Luiz Fernando Reis | Luiz Fernando | 13/08/2008 09:17

"Há quem reclame (entre eles o colega Luiz Fernando) que esteja sendo criado um "escritório de enredos", assim como já acontece no mundo dos sambas. Ele próprio pode entrar em detalhes sobre isso." (Eugênio Leal) 

Semana passada o amigo e colunista "Eugênio, o Leal" citou o meu nome em sua coluna e me desafiou a comentar o assunto "escritório de enredos". Vamos responder ao amigo.

Reafirmo que não gosto das empresas de enredo e explico: Um enredo é uma peça fundamental no que eu chamo de um projeto de carnaval. O enredo é o germinar de tudo. É a partir dele que tudo se inicia. Os figurinos de alas, destaques, figurações e composições se originam nas propostas do enredo. O projeto alegórico tem sua origem nesse mesmo enredo. Os sambas são orientados e inspirados na sinopse desse enredo. E todo um carnaval, ou como prefiro chamar, projeto de carnaval começa nele. Portanto, o enredo é a peça fundamental de um carnaval. 

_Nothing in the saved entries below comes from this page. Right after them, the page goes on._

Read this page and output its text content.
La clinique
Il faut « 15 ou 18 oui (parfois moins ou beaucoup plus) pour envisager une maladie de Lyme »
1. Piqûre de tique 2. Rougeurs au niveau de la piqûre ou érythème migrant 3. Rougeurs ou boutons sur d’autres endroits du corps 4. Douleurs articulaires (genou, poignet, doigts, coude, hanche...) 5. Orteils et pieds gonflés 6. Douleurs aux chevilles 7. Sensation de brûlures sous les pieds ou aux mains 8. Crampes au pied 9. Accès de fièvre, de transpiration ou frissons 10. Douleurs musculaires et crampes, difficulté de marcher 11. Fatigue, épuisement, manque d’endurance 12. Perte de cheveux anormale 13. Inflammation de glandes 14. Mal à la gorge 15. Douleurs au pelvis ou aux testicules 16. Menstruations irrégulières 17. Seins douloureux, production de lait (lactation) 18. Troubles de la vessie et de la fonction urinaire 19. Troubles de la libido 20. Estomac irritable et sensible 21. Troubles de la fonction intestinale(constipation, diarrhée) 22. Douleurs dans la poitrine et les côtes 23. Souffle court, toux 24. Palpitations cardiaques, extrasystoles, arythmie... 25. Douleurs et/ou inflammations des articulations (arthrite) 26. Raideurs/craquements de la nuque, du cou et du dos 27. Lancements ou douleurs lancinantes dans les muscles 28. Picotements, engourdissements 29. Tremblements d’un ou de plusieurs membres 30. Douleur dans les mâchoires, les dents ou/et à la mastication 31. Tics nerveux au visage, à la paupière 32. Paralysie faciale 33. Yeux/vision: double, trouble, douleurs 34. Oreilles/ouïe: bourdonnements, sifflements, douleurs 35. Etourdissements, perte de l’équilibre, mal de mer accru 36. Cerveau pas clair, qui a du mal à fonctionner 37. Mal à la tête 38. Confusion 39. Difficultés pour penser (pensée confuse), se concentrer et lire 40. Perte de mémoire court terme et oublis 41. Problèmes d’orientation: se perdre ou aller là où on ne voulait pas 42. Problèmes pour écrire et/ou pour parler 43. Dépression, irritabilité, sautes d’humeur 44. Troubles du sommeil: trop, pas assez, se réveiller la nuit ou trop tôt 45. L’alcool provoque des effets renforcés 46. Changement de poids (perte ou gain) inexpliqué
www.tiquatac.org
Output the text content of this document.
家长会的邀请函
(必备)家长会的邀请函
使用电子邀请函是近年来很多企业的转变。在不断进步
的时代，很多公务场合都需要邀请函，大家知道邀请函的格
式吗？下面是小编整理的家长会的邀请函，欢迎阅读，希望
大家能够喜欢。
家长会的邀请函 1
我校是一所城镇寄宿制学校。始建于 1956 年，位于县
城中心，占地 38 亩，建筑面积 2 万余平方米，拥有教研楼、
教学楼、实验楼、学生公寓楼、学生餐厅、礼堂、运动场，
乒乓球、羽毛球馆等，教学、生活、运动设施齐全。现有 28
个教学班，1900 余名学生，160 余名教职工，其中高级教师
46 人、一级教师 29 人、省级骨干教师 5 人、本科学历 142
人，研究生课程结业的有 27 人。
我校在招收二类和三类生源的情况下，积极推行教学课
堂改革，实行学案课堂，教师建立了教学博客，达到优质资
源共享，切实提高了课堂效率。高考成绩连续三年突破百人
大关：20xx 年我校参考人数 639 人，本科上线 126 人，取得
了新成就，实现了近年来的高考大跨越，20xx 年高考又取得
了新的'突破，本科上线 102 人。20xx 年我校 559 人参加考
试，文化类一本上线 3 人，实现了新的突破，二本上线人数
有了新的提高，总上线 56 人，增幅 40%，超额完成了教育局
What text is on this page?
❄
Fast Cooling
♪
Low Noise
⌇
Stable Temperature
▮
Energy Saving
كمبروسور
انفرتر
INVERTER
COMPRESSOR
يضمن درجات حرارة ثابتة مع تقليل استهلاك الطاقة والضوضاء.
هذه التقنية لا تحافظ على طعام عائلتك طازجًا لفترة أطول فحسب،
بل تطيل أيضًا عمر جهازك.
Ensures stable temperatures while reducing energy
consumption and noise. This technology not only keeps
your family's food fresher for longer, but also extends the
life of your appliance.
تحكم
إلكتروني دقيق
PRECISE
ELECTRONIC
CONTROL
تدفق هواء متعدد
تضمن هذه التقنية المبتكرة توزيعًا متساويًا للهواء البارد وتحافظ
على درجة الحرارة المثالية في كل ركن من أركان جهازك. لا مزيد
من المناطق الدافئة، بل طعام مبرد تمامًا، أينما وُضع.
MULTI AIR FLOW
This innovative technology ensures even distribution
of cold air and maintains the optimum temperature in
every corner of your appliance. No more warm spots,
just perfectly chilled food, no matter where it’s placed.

Por isso, eu não gosto de ver esse momento tão importante sendo terceirizado e sendo realizado por mãos e cabeças não totalmente entrosadas no ambiente da escola. É claro que uma sinopse tem a total participação do carnavalesco da escola, afinal, ele é o grande mentor de todo o processo, mas nem sempre esse profissional tem, além dos dotes plásticos, os dotes literários necessários para a confecção de uma boa sinopse, por isso aceito com naturalidade quando uma escola tem um profissional para isso. Um profissional que em parceria com o carnavalesco desenvolva o texto de um enredo.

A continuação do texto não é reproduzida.